With the sound of a gavel, Minnesota Secretary of State Mark Ritchie called the House of Representatives to order a few minutes after noon. The Senate followed suit soon after.
Cheering and applause came after lawmakers taking their oaths of office, which will likely be one of the happiest moments of the session. Freshman Rep. Erik Simonson, DFL-Duluth, said "it is really hard to even put into words."
More than 40 lawmakers are freshmen, meaning they've never held office before, and the balance of power has shifted to the DFL, which now has total control for the first time in more than 20 years.
In the coming weeks, Simonson's focus, and the focus of the approximately 200 other lawmakers will turn to the $1.1 billion deficit. The 2013 deficit is about five times smaller than the deficit lawmakers faced in the beginning of 2011, but it will likely take several months to come up with solutions.
"Government needs to look at how to do it better, not with more money," Sen. Carrie Ruud, R-Breezy Point, told Eyewitness News when asked Tuesday about how to best solve the deficit. Representing Aitkin County, Ruud said a more efficient government is the answer.
"That is the direction we should go," she said.
Meanwhile Simonson said it will take a balance of spending cuts and new revenue, specifically through higher income taxes on the wealthy. "I think at the end of the session you'll see us pass a budget that the governor will sign that will be fair across the board and it's time to take that action."
If Gov. Mark Dayton does as he has in the past, he will ask the wealthy for more. When Eyewitness News asked Ruud to respond, she said "why should they have to pay more? They're the people that invest in our state and they bring us jobs."

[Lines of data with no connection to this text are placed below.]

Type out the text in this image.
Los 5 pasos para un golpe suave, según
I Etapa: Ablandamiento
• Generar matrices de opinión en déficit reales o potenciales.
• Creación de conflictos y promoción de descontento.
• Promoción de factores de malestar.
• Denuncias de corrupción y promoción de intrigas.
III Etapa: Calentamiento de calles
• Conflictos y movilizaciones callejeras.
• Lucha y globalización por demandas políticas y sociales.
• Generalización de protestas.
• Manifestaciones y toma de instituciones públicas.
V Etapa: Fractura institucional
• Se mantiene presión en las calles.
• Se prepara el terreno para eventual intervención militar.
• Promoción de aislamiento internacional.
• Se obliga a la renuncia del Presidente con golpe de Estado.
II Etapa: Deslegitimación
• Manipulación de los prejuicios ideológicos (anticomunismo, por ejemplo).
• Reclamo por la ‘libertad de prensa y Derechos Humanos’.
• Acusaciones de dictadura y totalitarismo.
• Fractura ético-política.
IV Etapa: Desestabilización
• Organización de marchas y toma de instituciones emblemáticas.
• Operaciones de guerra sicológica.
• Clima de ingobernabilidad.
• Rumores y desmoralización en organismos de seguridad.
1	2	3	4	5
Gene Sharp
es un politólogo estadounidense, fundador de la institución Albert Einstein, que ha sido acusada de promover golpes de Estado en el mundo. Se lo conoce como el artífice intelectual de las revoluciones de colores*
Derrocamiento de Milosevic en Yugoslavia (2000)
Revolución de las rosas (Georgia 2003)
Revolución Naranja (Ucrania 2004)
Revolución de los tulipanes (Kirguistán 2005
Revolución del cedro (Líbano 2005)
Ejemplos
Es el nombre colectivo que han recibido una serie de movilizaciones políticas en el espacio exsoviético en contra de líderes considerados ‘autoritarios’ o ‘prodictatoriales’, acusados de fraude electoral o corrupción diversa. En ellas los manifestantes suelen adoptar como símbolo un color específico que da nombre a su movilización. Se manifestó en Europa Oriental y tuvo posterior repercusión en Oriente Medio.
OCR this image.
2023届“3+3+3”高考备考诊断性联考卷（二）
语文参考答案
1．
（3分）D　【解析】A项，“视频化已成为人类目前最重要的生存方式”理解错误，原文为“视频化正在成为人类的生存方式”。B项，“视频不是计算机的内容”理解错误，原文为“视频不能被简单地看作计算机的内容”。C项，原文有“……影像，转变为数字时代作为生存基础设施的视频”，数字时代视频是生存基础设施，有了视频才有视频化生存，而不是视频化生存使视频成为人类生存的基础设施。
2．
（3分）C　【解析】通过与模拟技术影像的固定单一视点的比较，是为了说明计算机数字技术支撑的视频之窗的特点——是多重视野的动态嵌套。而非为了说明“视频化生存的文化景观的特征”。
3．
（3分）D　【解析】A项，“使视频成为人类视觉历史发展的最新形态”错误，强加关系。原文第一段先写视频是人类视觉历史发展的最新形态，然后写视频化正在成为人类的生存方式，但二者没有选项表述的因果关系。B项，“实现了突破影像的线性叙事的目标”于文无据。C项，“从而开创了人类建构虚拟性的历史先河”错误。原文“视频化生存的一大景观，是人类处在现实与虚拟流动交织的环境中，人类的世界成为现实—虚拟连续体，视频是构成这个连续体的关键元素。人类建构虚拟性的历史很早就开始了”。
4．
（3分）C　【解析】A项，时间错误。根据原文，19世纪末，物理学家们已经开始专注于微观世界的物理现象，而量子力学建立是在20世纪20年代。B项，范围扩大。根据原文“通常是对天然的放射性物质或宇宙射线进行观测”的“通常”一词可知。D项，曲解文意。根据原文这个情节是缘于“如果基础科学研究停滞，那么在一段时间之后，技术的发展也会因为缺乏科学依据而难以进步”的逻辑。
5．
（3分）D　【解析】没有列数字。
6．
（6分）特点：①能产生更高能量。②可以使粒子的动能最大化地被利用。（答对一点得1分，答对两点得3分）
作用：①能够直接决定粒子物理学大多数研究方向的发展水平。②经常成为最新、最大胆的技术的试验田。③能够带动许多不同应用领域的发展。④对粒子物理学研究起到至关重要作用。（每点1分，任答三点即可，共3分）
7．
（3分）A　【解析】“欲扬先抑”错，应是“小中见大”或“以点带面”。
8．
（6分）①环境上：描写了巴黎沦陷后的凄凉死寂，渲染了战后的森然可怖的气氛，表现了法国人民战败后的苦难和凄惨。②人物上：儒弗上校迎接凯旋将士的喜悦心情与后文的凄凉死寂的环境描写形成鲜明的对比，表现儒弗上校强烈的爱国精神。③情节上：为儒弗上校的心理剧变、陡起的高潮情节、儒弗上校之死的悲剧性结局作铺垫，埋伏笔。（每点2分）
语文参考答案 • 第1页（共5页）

Many times the word "division" best describes how budget talks impact a group of lawmakers. But Simonson and Ruud said the people of Minnesota are tired of the partisanship.
"We need to work together to solve the problems and get rid of the bickering that we have down here at the capitol," Ruud said.
Simonson said "you'll see an effort, myself included, to reach out across the aisle every opportunity that we get."
Dayton will present his budget proposal on January 22.